爪白癬(つめはくせん)は名前の通り、爪にできる水虫です。
爪白癬に処方される塗り薬がクレナフィン外用液(一般名:エフィナコナゾール)です。
クレナフィン爪外用液は、市販薬としては売っておらず、病院で顕微鏡や培養などで「爪白癬」と確定診断された場合のみ処方されます。
クレナフィン爪外用液について作用機序や使い方、薬局で患者さんから聞かれる質問をまとめました。
爪白癬(爪水虫)とは?
爪白癬はTrichophyton rubrumやTrichophyton mentagrophytesといった真菌が主な原因となる爪の感染症です。
治療せずに放置すると、爪が分厚くなったり、変形し、歩行にも支障がでてきてしまいます。
また家族へ感染することから、爪白癬は早めの治療が必要となってきます。
従来の外用薬では爪の奥まで薬が浸透しないため内服薬(飲み薬)で治療が行われていましたが、肝臓に負担がかかったり、他の薬との飲みわせ(相互作用)に問題があったり、内服薬が適さない患者さんもいらっしゃいました。
爪の奥まで浸透する爪水虫専用の塗り薬の誕生によって、今まで飲み薬が使えなかった患者さんにも使えるようになりました。
クレナフィン(エフィナコナゾール)作用機序
クレナフィン爪外用液は爪のケラチンに対して親和性(結合性)が低いため、爪の奥まで浸透することができます。
クレナフィン爪外用液の有効成分である「エフィナコナゾール」は真菌の細胞膜の構成成分であるエルゴステロールの合成を阻害します。
より細かく作用機序を解説します。
真菌の細胞膜の構成成分であるエルゴステロールはざっくりと下記のように合成されます。
メバロン酸
↓
スクアレン
↓
ラノステロール
↓
エルゴステロール
エルゴステロールはメバロン酸からラノステロールを経て合成されます。
ラノステロールからエルゴステロール合成酵素(ラノステロール-14-α-デメチラーゼ)によって最終的にエルゴステロールが合成されます。
クレナフィン(エフィナコナゾール)はエルゴステロール合成酵素(ラノステロール-14-α-デメチラーゼ)の働きを抑えることで、真菌の細胞膜の構成成分であるエルゴステロールの合成を抑え抗真菌作用を示すのです。
人間の細胞膜に「エルゴステロール」は存在しないことから人の細胞を傷つけず、真菌のみに作用するのが特徴です。
クレナフィン塗り方・使い方
クレナフィン爪外用液は1日1回使用します。
皮膚が清潔な状態で塗るのがよいため、入浴後が推奨されています。
- 患部の水気や汗などを拭き取ります
- 容器を下にして「ハケ」に薬が浸透するようにします
容器を押さないように注意 - ハケを使って爪全体に塗ります
爪と皮膚の間全体に塗りましょう - 皮膚についた液はティッシュや綿棒で拭き取ります
爪が伸びた状態だと、皮膚と爪の隙間にしっかり浸透しないため、爪はこまめに切っておきましょう。
開封後の期限は4週間
クレナフィン爪外用液は開封して4週間経過した場合は、汚染したり薬の成分が変質している可能性があるため残薬は使用してはいけないこととなっています。
どれくらい塗る?治療期間は?
クレナフィン爪外用液は真菌によって一旦変化した爪の見た目を改善する薬ではないため、基本的には新しく爪が生え変わるまで治療は続きます。

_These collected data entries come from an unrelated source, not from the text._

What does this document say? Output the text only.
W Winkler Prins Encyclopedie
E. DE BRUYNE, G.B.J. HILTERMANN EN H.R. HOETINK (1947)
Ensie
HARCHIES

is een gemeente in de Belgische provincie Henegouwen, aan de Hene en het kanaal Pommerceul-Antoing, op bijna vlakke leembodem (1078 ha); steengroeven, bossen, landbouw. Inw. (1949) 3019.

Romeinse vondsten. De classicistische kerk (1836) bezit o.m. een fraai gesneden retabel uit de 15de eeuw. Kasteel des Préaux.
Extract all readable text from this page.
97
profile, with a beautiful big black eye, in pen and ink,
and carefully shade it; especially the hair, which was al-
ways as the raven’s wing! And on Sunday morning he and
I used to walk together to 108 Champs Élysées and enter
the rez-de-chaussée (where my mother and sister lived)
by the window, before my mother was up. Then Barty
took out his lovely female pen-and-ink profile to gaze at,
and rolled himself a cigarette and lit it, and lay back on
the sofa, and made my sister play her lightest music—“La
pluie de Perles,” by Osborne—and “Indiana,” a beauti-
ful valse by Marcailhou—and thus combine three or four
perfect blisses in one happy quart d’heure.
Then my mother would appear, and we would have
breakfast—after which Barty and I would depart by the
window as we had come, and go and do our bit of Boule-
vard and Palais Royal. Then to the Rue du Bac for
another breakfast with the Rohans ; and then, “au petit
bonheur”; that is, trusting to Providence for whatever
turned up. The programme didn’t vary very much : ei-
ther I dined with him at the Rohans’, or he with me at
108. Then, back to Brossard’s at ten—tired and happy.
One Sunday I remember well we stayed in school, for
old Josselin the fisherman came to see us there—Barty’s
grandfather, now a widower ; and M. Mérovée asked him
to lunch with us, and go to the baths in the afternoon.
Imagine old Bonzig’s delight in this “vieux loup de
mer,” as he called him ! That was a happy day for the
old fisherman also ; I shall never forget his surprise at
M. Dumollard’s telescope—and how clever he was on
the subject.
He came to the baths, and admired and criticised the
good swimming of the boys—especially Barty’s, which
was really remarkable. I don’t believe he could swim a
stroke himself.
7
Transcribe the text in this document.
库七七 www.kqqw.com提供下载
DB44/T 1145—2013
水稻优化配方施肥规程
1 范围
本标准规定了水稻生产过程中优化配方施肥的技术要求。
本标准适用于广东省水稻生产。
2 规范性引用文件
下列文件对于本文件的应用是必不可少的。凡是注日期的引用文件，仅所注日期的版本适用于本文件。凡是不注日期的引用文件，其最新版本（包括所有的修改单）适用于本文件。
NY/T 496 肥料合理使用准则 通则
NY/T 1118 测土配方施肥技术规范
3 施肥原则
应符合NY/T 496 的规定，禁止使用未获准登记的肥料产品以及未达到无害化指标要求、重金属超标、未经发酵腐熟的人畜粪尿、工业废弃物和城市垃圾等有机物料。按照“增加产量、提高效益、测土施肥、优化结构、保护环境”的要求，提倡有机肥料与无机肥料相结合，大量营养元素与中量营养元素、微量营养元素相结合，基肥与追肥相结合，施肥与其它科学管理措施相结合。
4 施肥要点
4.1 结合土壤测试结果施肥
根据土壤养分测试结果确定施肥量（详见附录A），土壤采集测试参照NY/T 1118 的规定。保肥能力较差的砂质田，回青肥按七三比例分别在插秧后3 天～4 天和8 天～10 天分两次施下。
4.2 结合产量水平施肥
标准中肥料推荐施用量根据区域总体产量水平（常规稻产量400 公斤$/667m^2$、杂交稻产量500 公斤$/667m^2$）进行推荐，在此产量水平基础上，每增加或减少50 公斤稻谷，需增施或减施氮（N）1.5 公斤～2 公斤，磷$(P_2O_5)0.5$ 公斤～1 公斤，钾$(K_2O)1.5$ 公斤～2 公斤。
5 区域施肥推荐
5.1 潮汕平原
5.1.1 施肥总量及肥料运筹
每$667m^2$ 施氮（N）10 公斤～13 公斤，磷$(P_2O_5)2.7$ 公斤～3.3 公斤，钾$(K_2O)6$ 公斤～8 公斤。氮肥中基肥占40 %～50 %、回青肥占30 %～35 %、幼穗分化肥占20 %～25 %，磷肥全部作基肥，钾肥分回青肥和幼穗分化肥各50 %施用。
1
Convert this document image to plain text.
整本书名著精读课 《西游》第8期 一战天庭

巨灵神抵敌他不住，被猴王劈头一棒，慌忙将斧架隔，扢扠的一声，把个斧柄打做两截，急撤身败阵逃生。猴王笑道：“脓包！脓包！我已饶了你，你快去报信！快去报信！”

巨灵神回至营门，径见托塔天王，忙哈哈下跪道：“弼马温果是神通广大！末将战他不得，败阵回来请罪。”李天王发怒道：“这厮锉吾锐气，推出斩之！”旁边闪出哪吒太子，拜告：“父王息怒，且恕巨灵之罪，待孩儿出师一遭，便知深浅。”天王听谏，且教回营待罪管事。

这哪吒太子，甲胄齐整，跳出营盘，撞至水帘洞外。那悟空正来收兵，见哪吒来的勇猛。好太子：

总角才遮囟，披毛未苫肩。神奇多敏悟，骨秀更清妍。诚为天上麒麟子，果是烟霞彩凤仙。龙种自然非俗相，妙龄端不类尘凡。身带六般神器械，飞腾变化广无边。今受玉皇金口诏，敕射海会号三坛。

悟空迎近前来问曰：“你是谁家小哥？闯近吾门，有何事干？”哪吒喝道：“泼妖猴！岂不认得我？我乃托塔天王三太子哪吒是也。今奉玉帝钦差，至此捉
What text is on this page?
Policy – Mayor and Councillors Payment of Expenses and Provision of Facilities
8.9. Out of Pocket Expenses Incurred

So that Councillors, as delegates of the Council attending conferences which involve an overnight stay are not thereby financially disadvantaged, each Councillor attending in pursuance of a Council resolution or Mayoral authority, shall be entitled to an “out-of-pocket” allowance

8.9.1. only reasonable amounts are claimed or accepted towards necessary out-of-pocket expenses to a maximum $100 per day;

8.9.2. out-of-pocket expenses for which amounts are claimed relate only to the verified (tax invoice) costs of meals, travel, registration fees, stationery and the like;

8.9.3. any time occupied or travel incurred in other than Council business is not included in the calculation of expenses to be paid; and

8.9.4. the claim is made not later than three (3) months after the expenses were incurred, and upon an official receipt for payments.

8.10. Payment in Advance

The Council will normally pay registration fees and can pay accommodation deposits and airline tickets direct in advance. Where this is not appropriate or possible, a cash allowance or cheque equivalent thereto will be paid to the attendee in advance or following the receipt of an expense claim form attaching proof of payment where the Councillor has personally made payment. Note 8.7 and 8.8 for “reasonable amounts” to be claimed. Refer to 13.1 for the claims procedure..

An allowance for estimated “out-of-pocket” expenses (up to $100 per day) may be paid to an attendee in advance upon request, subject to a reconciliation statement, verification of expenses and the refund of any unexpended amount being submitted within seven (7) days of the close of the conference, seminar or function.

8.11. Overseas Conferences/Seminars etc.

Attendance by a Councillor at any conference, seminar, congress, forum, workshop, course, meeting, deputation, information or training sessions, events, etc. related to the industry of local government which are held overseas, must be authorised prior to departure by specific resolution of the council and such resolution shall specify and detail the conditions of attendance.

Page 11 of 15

爪が生え変わる期間は足や手の指によって異なりますが半年〜1年となっています。
効果は?効かない?
「クレナフィン爪外用液を使っているけど効かない・・・」
といった声を薬局で聞くことがあります。
製薬メーカーの臨床試験によるとクレナフィン爪外用液を52週間(約1年間)使用したケースで656例中117件(17.8%)が完全に治癒したとデータがでています。
うち日本人での完全治癒率は184例中53件(28.8%)となっています。
このように完全治癒率は決して高くありませんので、水虫治療は根気よく続けていかなければいけません。
クレナフィンは1本で何日分?
「クレナフィン爪外用液は何日分使えるの?」
薬局でも時々質問を受けます。
塗る爪の大きさや、爪の数によって異なってきますが、販売元の科研製薬のホームページに使用量の平均データがあったので抜粋します。
国際共同第Ⅲ相試験(DPSI-IDP-108-P3-01)においてクレナフィンを塗布した患者さんの平均罹患爪数は3.8枚であり、2週間の平均使用量は約2.5mLでした
引用元 科研製薬ホームページ
つまり平均的な治療(爪3〜4枚)においては3.2週間前後(約22日)で1本(4ml)を使い切ることとなります。